Breve storia del terrorismo internazionale in Europa

L’esperienza dei paesi europei col terrorismo interno è molto antica, risale a prima ancora dell’attentato di Sarajevo di cent’anni fa. Il terrorismo internazionale è un fenomeno più recente, che iniziò a manifestarsi con forza nei primi anni Settanta. È sempre stato strettamente legato col mondo arabo e le questioni mediorientali, anche se fino agli anni Novanta il terrorismo aveva un carattere più politico (legato al conflitto israelo-palestinese), mentre negli ultimi decenni è più influenzato dall’estremismo religioso.

I gruppi terroristi palestinesi furono molto attivi in Europa negli anni Settanta e Ottanta. In alcuni casi presero di mira degli obiettivi ebraici o israeliani, come alle Olimpiadi di Monaco del 1972: il primo grande attentato in Europa contro obiettivi non ebraici fu la strage all’aeroporto di Fiumicino del 1973, che provocò 34 vittime. Il terrorismo palestinese in quegli anni colpì più volte aeroporti e aerei, dirottandone numerosi e facendoli talvolta esplodere. Un’altra grave strage fu quella contro gli aeroporti di Roma e Vienna nel 1985.

Oltre al terrorismo palestinese, negli anni Ottanta avvennero in Europa degli attentati legati alla guerra civile in corso in Libano. Vi furono poi degli attentati condotti da gruppi indipendentisti, come quelli che rivendicavano l’indipendenza della Guadalupa e di Martinica e quelli che premevano in Olanda a favore dell’indipendenza delle Molucche del Sud. Alcuni altri attentati che avvennero in Europa erano diretti contro degli obiettivi non europei: oltre ai palestinesi che colpivano gli israeliani, ci furono degli armeni che colpivano dei turchi, delle fazioni algerine che si colpivano tra di loro, e così via.

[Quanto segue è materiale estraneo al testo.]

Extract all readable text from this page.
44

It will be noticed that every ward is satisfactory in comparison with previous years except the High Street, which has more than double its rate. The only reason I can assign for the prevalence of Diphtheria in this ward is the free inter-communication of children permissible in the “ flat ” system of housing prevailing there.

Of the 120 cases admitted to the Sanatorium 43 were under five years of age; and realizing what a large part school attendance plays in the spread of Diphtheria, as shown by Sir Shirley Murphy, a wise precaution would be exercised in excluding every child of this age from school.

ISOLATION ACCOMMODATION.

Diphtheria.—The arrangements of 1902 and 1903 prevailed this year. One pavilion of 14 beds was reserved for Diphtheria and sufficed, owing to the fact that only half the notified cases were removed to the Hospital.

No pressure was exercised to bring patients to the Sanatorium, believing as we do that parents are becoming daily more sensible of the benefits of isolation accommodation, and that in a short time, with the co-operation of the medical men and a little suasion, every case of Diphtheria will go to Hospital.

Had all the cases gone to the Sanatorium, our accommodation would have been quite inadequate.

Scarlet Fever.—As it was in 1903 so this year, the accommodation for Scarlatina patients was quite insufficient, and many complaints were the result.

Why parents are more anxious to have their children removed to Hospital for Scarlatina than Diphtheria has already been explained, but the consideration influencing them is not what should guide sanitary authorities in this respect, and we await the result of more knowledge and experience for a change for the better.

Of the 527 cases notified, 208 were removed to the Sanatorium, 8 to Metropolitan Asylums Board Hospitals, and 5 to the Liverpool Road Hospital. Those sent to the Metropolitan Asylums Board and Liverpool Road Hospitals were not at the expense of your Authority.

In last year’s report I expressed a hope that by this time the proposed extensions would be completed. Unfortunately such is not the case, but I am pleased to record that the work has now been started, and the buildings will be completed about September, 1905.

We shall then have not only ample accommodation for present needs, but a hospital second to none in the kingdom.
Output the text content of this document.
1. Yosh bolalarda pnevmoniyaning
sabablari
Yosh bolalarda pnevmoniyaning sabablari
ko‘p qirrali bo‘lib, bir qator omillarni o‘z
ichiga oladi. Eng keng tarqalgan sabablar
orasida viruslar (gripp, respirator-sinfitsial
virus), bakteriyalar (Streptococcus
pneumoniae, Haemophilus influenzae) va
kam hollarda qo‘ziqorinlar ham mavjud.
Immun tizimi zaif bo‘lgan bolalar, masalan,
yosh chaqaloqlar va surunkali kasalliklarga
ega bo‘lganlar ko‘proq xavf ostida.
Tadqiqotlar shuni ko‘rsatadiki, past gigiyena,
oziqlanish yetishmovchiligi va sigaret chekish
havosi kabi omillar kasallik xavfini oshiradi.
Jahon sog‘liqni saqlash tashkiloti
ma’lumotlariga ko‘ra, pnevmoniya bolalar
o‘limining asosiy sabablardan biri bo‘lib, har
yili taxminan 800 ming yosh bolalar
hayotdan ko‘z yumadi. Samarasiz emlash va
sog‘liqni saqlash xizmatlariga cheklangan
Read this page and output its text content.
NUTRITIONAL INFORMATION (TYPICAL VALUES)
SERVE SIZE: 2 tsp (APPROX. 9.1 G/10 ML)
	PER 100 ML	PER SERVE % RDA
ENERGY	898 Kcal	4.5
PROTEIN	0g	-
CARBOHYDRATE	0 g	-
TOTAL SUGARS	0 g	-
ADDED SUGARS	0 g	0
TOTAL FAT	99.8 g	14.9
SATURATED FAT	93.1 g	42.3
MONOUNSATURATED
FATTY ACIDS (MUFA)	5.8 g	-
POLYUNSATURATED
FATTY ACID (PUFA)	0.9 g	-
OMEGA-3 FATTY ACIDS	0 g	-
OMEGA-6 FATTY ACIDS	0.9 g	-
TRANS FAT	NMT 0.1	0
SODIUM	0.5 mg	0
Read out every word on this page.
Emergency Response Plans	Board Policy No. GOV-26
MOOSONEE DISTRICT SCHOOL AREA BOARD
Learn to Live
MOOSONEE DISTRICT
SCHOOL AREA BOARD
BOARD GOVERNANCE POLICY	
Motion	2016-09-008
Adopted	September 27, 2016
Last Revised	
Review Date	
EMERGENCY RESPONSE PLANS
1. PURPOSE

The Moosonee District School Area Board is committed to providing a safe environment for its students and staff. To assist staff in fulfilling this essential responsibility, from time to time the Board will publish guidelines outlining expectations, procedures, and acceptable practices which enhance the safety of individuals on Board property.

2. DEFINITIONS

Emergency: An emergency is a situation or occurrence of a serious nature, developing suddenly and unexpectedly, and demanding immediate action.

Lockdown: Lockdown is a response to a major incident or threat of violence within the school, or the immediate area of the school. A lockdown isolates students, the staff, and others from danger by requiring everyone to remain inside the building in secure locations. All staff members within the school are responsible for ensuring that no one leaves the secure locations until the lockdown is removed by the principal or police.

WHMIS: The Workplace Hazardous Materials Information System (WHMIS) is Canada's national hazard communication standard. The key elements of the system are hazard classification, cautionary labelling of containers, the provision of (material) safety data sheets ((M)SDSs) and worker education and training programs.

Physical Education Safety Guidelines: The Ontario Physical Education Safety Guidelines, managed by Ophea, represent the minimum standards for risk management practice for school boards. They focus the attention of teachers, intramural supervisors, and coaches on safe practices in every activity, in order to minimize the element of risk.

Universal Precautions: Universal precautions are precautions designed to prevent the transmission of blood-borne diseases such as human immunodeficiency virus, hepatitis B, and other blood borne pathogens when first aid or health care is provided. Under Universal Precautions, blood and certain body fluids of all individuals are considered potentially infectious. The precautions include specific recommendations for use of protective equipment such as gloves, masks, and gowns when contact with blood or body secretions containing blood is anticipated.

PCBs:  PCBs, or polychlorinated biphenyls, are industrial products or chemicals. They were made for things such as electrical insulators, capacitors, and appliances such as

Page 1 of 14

Gli attentati dei terroristi algerini contro i treni a Parigi tra il 1994 e il 1996 segnarono un momento di svolta nella storia del terrorismo internazionale in Europa. Come in precedenza, si trattava di attentati legati al mondo arabo, a una guerra civile e a problemi dell’eredità coloniale, ma erano anche degli attentati in cui per la prima volta entrava in gioco in modo pesante l’Islam politico radicale.

Dopo di allora e per tutto l’ultimo decennio, gli atti di terrorismo internazionale avvenuti in Europa sono stati condotti da gruppi islamisti radicali. Le stragi principali sono state quella della stazione di Atocha a Madrid nel 2004, quella contro la metropolitana e i bus di Londra nel 2005 e quelle di Parigi del gennaio e del novembre 2015, che per la prima volta hanno colpito redazioni di giornali, teatri e stadi. Altri gravi attentati mortali sono avvenuti a Tolosa nel 2012 e a Bruxelles nel 2014 e nel 2016.

Questo articolo è stato aggiornato dopo gli attentati di Bruxelles del 22 marzo 2016.